Pastoral Care Blog

  • April 21- May 2 Festival of Ridvan

    Festival of Ridvan   (Baha’i)

    Festival of Ridvan, termed by Baha’u'llah the “Most Great Festival” and the “King of Festivals,” commemorates the twelve days that Baha’u'llah spend in the garden of Ridvan outside Baghdad.  the festival commemorates Baha’u'llah’s public declaration of His mission to His family and closest followers.  The first, the ninth, and the twelfth days of Ridvan are Baha’i Holy Days on which work is suspended.

  • April 15-22 Pesah

    Pesah  (Judaism)

    Pesah or Passover commemorates the departure of the Israelites from Egypt.  It is celebrated for eight days; the first two and the last two days are holidays for Orthodox Jews.  The evenings of the 1st and 2nd days begin with Seders or festive meals and the telling of the Passover story.  In Israel and among Reform Jews, Pesah is celebrated for seven days; the first day and the last day are holidays.

  • April 14 Vaisakhi

    Vaisakhi   (Hinduism & Sikhism)

    For Hindus, Vaisakhi is the first day of the solar year and celebrates the harvest.  Vaisakhi is especially important in North India.

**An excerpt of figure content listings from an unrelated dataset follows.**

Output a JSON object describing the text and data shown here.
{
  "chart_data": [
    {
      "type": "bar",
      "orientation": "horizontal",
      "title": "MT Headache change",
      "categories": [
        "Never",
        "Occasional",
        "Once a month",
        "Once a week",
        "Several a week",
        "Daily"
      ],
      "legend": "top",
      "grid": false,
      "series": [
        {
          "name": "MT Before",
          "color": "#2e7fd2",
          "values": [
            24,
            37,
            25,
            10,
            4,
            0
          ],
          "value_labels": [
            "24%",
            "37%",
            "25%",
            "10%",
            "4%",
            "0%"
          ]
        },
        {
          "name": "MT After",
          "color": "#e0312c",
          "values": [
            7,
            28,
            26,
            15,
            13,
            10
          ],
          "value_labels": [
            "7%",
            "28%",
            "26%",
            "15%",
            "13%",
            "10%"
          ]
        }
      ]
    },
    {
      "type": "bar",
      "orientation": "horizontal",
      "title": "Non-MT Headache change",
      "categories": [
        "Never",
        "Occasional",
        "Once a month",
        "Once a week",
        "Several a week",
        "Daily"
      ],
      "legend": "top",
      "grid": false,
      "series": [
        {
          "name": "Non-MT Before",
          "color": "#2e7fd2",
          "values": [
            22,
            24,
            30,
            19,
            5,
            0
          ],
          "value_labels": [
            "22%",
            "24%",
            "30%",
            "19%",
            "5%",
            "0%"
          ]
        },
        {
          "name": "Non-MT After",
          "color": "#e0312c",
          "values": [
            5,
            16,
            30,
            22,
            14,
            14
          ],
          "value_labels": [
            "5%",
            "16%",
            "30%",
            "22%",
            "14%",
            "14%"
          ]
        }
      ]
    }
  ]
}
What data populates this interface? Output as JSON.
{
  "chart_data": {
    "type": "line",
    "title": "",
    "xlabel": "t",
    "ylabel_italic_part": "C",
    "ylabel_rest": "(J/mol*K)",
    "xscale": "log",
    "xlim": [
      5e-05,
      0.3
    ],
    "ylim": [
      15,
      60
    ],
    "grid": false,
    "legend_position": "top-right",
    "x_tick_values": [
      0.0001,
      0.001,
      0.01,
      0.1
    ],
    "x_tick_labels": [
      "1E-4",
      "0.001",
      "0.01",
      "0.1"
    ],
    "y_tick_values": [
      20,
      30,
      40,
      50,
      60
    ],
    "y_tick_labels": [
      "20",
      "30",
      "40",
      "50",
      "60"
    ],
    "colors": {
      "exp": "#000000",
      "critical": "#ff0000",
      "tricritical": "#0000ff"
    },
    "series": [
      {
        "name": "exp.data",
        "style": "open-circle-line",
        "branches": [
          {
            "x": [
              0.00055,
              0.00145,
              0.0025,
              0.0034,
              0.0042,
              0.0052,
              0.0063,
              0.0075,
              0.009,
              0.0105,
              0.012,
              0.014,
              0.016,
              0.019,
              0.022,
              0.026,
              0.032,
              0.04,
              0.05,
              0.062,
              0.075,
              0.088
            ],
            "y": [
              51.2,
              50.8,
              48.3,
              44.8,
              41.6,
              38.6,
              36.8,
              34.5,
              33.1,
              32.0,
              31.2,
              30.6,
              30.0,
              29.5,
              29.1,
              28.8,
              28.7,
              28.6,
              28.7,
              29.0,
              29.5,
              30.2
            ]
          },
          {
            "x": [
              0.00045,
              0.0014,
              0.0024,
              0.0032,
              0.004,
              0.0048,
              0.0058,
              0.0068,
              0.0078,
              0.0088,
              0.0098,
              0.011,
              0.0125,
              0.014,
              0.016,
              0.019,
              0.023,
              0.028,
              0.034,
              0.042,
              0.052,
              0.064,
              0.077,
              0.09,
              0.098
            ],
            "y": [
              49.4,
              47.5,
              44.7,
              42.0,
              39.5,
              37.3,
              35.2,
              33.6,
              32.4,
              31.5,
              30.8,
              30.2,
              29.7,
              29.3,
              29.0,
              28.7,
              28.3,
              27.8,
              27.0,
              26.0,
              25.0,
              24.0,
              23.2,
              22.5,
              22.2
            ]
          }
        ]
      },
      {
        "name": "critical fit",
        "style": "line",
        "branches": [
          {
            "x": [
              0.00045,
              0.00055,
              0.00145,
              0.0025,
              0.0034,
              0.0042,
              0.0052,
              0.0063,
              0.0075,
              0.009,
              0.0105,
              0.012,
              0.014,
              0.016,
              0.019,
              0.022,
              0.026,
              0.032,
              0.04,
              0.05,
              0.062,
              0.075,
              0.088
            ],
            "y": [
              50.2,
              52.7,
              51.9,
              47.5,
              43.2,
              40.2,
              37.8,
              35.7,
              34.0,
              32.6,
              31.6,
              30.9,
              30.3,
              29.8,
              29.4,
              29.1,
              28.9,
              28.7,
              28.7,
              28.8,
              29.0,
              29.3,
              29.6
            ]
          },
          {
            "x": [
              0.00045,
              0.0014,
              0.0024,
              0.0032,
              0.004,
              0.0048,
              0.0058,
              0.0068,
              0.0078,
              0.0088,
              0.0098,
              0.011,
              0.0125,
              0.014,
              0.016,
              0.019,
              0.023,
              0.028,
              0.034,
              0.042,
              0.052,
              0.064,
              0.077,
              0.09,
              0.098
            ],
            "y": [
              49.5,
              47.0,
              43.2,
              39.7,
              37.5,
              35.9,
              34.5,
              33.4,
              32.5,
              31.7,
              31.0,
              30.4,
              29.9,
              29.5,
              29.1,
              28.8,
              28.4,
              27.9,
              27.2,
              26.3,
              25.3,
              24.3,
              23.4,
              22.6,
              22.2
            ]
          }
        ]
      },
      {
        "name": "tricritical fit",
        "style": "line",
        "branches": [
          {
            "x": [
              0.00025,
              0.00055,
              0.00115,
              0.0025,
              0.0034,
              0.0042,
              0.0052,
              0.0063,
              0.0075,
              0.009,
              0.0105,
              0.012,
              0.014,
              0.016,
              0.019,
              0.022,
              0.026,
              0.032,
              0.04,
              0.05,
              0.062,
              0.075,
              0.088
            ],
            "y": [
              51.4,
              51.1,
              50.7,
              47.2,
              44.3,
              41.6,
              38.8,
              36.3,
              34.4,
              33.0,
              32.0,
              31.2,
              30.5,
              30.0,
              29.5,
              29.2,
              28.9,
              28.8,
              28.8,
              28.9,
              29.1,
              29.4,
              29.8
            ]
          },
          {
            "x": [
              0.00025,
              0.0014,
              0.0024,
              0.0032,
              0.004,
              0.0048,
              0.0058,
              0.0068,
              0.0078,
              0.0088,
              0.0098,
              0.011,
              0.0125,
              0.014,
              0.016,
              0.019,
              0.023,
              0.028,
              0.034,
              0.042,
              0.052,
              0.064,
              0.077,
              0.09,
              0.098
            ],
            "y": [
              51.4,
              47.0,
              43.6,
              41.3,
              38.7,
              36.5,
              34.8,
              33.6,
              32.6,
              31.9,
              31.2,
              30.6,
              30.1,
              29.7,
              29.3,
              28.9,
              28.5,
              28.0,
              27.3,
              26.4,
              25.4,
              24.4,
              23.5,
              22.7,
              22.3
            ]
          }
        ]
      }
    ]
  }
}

    For Sikhs Vaisakhi is the Anniversary of the birth of the Khalsa.  Vaisakhi is important for Sikhs because on this day in 1699, Guru Gobind Singh Ji, the tenth Guru, removed the clerical system from Sikhism.  Thus, he reaffirmed the direct connection between Sikhs and the Divine.  Guru Gobind Singh Ji also created the Khalsa Panth, the Fellowship of the Pure.  Khalsa brothers are given the name Singh or Lion and sisters are named Kaur or Lioness.

  • April 13-20 Holy Week

    Holy Week  (Christianity)

    Holy Week for Western Churches begins on Palm Sunday and ends on Easter.  For Eastern Churches, Holy Week is April 14 to 18–begins the day after Palm Sunday and ends on Holy Friday.


    April 17 is Holy or Maundy thursday.  Maundy thursday celebrates the institution of the Lord’s Supper by Jesus.


    April 18 is Holy or Good Friday and commemorates the Passion of Jesus Christ, i.e., his submission to death by crucifixion.